Terkesan peyoratif memang, tetapi jika diamati dengan lebih seksama, lelucon bapak-bapak mempunyai karakteristik khas, seperti halnya genre humor lain. Lebih kerennya lagi: ia punya kekuatan khusus untuk membuat makhluk hidup tertawa gemas, bahkan sampai lemas.
Di Jepang, "dad jokes" dikenal dengan istilah "oyaji gyagu", artinya "candaan orang tua". Sementara di Korea dikenal lewat terminologi "ajae gaegeu" yang dipopulerkan pembawa acara komedi.
Guyonan bapak-bapak yang dikenal di negara-negara tersebut berkaitan erat dengan budaya negeri mereka masing-masing. Hal itulah yang membuat jenis humor tersebut sangat unik.
"Anda bisa duduk sendiri dan membaca semua daftar meme (jokes bapak-bapak) tanpa harus dijelaskan dulu atau adanya rintangan budaya apa pun. Itu langsung terhubung lewat sebuah ide," ucapnya.
Walaupun berbeda budaya, "dad jokes" memiliki gaya khas utama: harus garing serta memberikan kesan tidak nyaman. Namun, kedua faktor itulah yang justru kerap ditertawakan oleh pemirsanya.

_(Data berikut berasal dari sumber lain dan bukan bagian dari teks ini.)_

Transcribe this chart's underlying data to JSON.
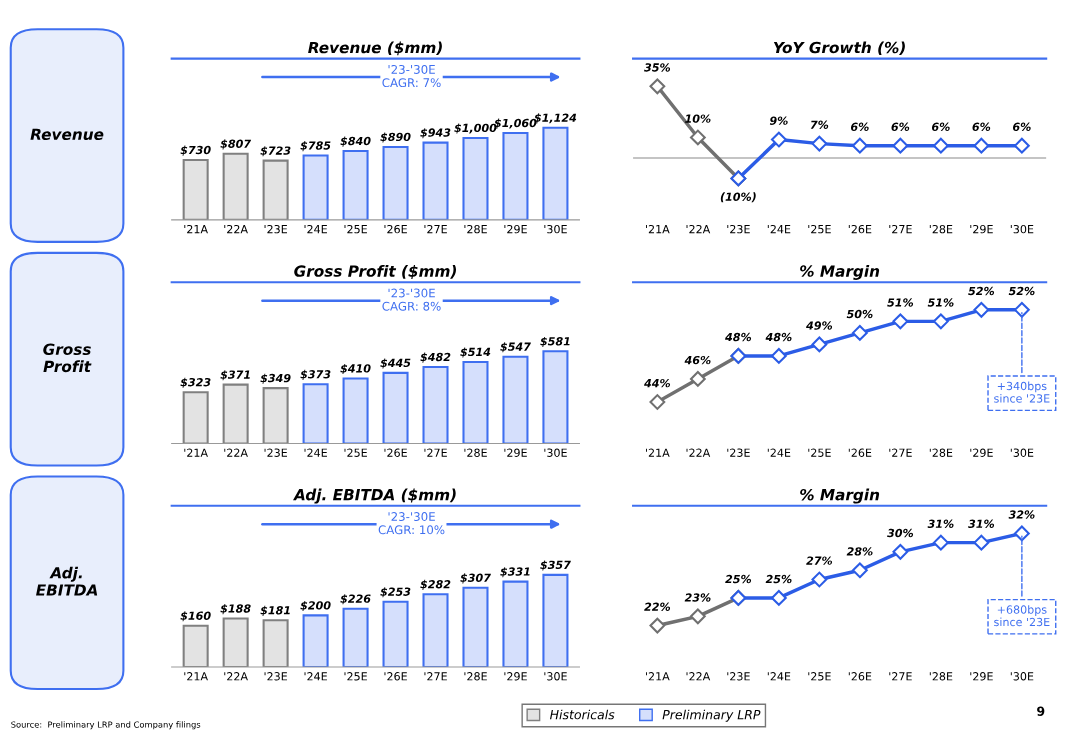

"Dad jokes" memang terkadang enggak harus lucu agar ditertawakan. Hal yang cukup familiar bukan, saat mengamati wakil rakyat kita tidur santuy di gedung DPR? Atau, pimpinan negara yang suka melakukan komedi berdiri di istana?
Namun, hambatan itu sama sekali tidak mengurangi antuasiasme mereka untuk tetap melawak atau setidaknya membuat anggota keluarganya gemas. Oleh sebab itu, meski tidak lucu, tertawalah. Tolong hargai jerih payah bapak kalian, ya.
Fenomena lelucon bapak-bapak identik dengan sebuah karya seni, yang saking buruknya sampai-sampai jadi bagus.
Terminologi "dad jokes" pertama kali ditemukan di kolom Gettysburg Times tahun 1987 yang ditulis Jim Kalbaugh. Pada Hari Ayah saat itu, ia tidak hanya ingin memperkenalkan lelucon bapak-bapak kepada publik, melainkan juga ingin agar genre jokes itu dilestarikan.